Terrorists can attack freedom, but only Congress can destroy it.
I can summarize a working minimum of what you need to know about building in cob in one post. That's ridiculously easy compared to brick-and-wood housing!
FYI, here goes:
- Clay, sand, staw. Clay binds, sand prevents shrinking, staw acts as rebar. Use subsoil from the site, tread in the straw. Measure your subsoil by shaking it in water and letting it settle in layers, to see if you need to add clay or sand. Make up test bricks to see if you got the mix right for shrinkage, cracking, and strength. You'll need a higher percentage of sand than you expect. Sieve out rocks and gravel to avoid introducing weak spots.
- Apply it wet enough to squish, neither runny nor hard. Build upwards iteratively, stopping each course just before it starts to sag under its own weight. Measure the plumb with a spirit level and cut off soft cob to keep it from bulging or sagging. Walls can be straight or tapered, which is stronger and saves time/effort building the upper parts. Test taper by gluing a precisely angled bit of wood onto a spirit level. Tapered outside and plumb inside makes furniture an easier fit.
- Overengineer the thickness of the walls. Theoretically, precisely mixed cob applied with skill can be used in walls a foot thick, but build them two feet thick (or more) at the base.
- You need a stem wall, which is a short (waist height) hard and nonporous wall upon which to sit the cob. Stone, concrete or brick are good. This keeps the dried mud above damp ground and rain-runoff splatter. Make the top jagged so the cob sticks. You can skip this, but your house will have a limited "shelf life". Also, the roof needs to overhang enough to throw rain clear of the walls, and you need good drainage and a site which won't flood. In general, water flowing over cob will erode it, but rain won't.
- Cob functions as "thermal mass", bringing inside temperature towards the daily mean temperature (ie: it smooths out cold and heat into continuing warmth). It doesn't insulate much. Avoid using it where you get no sun (north slope) or where the climate is cold all day. Plan the house as a passive solar collector, with windows sited to admit and trap morning and evening sun.
- Joint the cob to woodwork, especially upstairs-floor beams and roof rafters, by burying anchor points of jaggedy wood into the cob wall. Logs stripped of bark with branch-stubs sticking out are good.
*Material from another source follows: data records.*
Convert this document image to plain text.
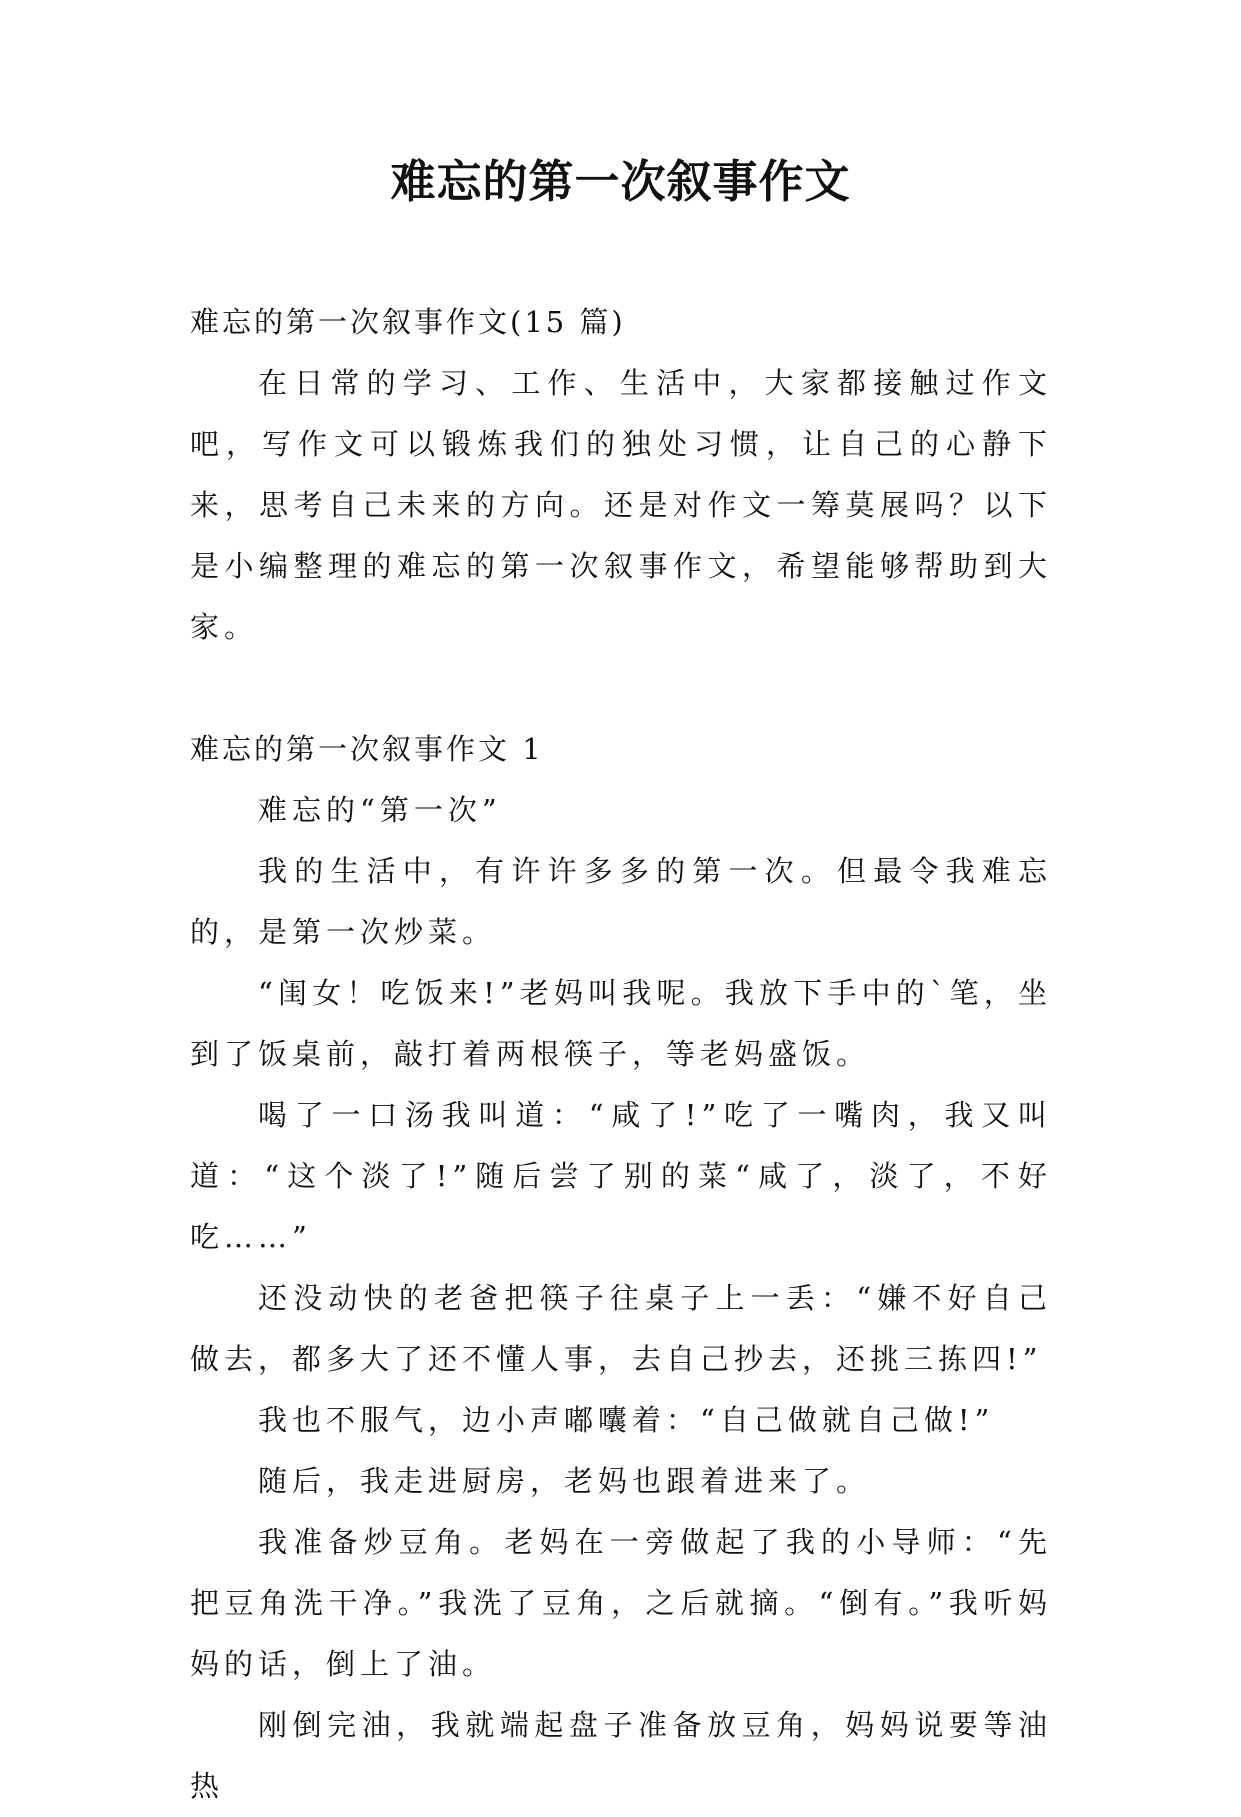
难忘的第一次叙事作文

难忘的第一次叙事作文(15 篇)

在日常的学习、工作、生活中，大家都接触过作文吧，写作文可以锻炼我们的独处习惯，让自己的心静下来，思考自己未来的方向。还是对作文一筹莫展吗？以下是小编整理的难忘的第一次叙事作文，希望能够帮助到大家。

难忘的第一次叙事作文 1

难忘的“第一次”

我的生活中，有许许多多的第一次。但最令我难忘的，是第一次炒菜。

“闺女！吃饭来!”老妈叫我呢。我放下手中的`笔，坐到了饭桌前，敲打着两根筷子，等老妈盛饭。

喝了一口汤我叫道：“咸了!”吃了一嘴肉，我又叫道：“这个淡了!”随后尝了别的菜“咸了，淡了，不好吃……”

还没动快的老爸把筷子往桌子上一丢：“嫌不好自己做去，都多大了还不懂人事，去自己抄去，还挑三拣四!”

我也不服气，边小声嘟囔着：“自己做就自己做!”

随后，我走进厨房，老妈也跟着进来了。

我准备炒豆角。老妈在一旁做起了我的小导师：“先把豆角洗干净。”我洗了豆角，之后就摘。“倒有。”我听妈妈的话，倒上了油。

刚倒完油，我就端起盘子准备放豆角，妈妈说要等油热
Don't bury rafters and beams directly into the cob, because they can shift and tear loose due to settlement and heat-expansion. Non-opening window panes can simply be buried straight into walls, with expansion foam around the edges to prevent them being crushed.
- You can build furniture straight from the cob by cantilevering outwards (go slowly) or by carving in. Tamped cob can also be used to make floors - seal the final layer with boiled linseed oil.
- Never put nonporous materials over cob, especially outside. That includes oil based paints, cement based interior and exterior plasters. Cement exterior plaster is a major cause of cob wall collapse. Water runs in through cracks, down the inside and liquefies the wall base. Instead, use mud-straw plaster or lime-sand plaster. Whitewash and casein paints can be used inside and out.
There you go, that's pretty much the beginner's course and adequate if you ignore amenities.